Solo el amor puede ver al amor vivo. Dame, Señor, la mirada admirada de María, su corazón anhelante, su deseo de ti. Dame, Señor, el sabor recogido por Juan, discípulo de tu amor, tu amado, tú amante, dame su visión enamorada para ver tu ausencia y creer y entender la Escritura: qué tú habías de resucitar de entre los muertos.

Vigilia Pascual

20 de abril
Vigilia Pascual

Lc 21,1-12 Y volvió a su casa, admirándose de lo sucedido


Tú resucitado, tú bello, tú hermoso, tú mi amor, mi vida resucitada, tú digno de admiración. Tú mi asombro, tú mi dicha, tú mi gozo, tú mi fuego que arde en ti sin consumirse. Tú mi agua, tu mi palabra, tú mi luz. Tú has vencido a la muerte y me has hecho partícipe de tu vida inmortal. Caigo rendido ante ti en esta noche santa, llena de la claridad, de tu presencia viva. Tú me admiras.

amor fraterno

18 de abril
Jueves Santo

jn 13, 1-15 También vosotros debéis lavaros los pies unos a otros

Todo en tu amor. Todo para tu amor. Todo en el amor a mis hermanos. Líbrame, Señor, por el don de tu amor, de el egoísmo que me corroe y que me impide ser todo para ti y para los que tú pones en mi camino.
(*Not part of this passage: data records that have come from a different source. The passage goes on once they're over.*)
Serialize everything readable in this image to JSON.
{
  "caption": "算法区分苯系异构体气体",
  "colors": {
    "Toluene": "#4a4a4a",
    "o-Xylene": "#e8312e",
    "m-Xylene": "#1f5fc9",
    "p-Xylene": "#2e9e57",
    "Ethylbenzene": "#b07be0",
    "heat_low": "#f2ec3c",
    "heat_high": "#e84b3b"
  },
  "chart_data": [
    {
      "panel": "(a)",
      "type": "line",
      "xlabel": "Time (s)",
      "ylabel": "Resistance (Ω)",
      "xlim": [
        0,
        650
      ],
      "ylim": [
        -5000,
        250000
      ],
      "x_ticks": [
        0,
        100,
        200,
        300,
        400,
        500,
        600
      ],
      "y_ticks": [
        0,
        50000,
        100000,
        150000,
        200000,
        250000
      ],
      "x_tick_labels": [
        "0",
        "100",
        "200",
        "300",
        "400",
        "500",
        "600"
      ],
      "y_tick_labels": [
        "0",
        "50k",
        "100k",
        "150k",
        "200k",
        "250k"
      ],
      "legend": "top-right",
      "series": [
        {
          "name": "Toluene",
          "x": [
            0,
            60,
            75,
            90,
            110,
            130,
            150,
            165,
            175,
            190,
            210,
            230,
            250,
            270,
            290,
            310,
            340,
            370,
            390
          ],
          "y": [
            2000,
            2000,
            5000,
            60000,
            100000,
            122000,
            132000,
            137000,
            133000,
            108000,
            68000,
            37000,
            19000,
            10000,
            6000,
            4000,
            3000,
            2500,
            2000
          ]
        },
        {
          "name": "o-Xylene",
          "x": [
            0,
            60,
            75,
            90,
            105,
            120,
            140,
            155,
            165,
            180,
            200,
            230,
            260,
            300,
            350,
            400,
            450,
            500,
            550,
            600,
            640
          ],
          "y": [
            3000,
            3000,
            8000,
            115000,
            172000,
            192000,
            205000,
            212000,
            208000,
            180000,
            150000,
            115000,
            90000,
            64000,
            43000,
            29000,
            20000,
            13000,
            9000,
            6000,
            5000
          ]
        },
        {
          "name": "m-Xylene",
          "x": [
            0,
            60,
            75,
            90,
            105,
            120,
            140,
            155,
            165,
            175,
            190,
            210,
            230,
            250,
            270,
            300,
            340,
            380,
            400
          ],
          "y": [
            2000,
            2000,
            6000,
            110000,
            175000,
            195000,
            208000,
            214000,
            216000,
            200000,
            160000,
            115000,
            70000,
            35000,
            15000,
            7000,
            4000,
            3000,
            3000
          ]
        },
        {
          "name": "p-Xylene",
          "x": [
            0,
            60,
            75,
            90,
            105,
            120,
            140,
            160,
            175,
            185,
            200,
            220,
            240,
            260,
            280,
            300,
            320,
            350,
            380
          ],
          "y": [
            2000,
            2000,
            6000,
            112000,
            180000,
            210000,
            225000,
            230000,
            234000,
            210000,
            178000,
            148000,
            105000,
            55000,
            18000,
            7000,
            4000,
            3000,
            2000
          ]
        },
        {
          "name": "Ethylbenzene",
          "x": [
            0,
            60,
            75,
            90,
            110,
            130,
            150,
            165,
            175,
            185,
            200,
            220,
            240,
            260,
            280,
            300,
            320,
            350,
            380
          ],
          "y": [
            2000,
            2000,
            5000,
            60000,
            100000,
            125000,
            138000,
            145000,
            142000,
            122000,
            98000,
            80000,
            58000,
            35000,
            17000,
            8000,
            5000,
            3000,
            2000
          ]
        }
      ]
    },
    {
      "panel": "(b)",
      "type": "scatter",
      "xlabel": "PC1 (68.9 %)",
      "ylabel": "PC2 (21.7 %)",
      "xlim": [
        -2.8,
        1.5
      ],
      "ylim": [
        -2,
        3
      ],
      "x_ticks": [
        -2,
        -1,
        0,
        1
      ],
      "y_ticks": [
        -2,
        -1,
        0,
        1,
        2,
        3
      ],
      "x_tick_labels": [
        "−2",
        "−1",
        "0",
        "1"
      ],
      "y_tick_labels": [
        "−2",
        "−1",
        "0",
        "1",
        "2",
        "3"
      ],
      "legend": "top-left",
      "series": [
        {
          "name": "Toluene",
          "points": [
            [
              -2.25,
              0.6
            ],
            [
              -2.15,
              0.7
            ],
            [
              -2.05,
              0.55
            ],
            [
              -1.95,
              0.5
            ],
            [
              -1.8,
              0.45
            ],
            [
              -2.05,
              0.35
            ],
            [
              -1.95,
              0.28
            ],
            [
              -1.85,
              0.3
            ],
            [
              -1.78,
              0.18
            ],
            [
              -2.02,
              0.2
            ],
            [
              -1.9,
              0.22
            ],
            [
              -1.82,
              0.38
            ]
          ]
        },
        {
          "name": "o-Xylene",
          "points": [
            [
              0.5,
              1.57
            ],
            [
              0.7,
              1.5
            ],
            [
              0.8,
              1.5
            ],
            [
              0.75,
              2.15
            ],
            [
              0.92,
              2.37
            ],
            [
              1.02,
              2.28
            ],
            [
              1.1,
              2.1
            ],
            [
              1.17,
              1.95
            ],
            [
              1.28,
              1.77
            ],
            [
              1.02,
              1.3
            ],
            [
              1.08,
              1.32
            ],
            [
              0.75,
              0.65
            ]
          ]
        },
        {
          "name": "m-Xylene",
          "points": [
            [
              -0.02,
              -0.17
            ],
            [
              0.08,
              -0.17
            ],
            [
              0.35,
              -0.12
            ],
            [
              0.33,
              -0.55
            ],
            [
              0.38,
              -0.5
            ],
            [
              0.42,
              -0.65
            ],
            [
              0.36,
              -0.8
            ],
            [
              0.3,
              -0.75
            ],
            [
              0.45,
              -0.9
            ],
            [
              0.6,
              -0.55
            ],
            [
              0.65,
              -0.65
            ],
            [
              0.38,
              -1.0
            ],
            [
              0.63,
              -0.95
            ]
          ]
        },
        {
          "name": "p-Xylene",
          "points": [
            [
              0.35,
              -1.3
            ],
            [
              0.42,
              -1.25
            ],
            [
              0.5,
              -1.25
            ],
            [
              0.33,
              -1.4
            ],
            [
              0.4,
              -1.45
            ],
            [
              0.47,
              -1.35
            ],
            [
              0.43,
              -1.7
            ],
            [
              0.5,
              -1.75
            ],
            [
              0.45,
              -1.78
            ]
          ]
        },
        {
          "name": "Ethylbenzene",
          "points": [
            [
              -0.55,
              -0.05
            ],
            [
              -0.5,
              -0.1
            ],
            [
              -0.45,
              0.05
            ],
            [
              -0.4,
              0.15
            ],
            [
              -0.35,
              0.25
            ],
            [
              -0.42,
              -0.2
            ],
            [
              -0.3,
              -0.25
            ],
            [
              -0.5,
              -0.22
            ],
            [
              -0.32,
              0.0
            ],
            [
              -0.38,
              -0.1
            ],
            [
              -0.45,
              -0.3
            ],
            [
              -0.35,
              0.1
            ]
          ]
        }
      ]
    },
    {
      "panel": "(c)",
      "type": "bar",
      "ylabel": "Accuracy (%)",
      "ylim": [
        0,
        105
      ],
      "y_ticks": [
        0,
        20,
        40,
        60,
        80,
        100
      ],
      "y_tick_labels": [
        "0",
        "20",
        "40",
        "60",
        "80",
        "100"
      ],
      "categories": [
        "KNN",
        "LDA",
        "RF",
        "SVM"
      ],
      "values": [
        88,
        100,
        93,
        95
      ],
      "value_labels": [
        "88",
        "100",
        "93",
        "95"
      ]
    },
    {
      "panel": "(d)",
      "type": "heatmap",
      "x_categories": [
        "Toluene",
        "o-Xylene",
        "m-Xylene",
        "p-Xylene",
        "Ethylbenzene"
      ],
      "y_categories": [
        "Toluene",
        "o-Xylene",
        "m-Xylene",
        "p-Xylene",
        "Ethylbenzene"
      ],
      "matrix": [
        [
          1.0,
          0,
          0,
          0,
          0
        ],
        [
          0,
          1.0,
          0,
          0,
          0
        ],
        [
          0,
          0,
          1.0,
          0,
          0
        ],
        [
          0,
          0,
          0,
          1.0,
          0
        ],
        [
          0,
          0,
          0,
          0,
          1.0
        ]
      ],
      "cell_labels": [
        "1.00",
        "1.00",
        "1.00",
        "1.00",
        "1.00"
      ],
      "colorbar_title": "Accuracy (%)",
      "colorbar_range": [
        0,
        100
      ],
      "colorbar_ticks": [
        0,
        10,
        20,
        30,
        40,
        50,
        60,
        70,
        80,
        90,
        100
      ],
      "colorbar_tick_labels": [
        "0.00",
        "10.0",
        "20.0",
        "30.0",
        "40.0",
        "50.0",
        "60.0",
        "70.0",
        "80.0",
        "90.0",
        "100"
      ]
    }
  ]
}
Dame el don de dar la vida en ti.

Por ti

16 de abril
Martes santo

Jn 13, 21-33.36-38 daré mi vida por ti

Esto te dice Pedro, de todo corazón, sin saber aún que en breve te va a negra tres veces. esto te he dicho yo a lo largo de mi vida, daré la vida por ti, doy la vida por ti, he dado la vida por ti. Y lo hecho sinceramente, y también de aquella manera poco generosa y contenida. Es decir que sigo queriendo darte mi vida y sé que solo dándola contigo y en ti puedo darte el don que tú me das. Por tu misericordia, Señor, sálvame de mí mismo.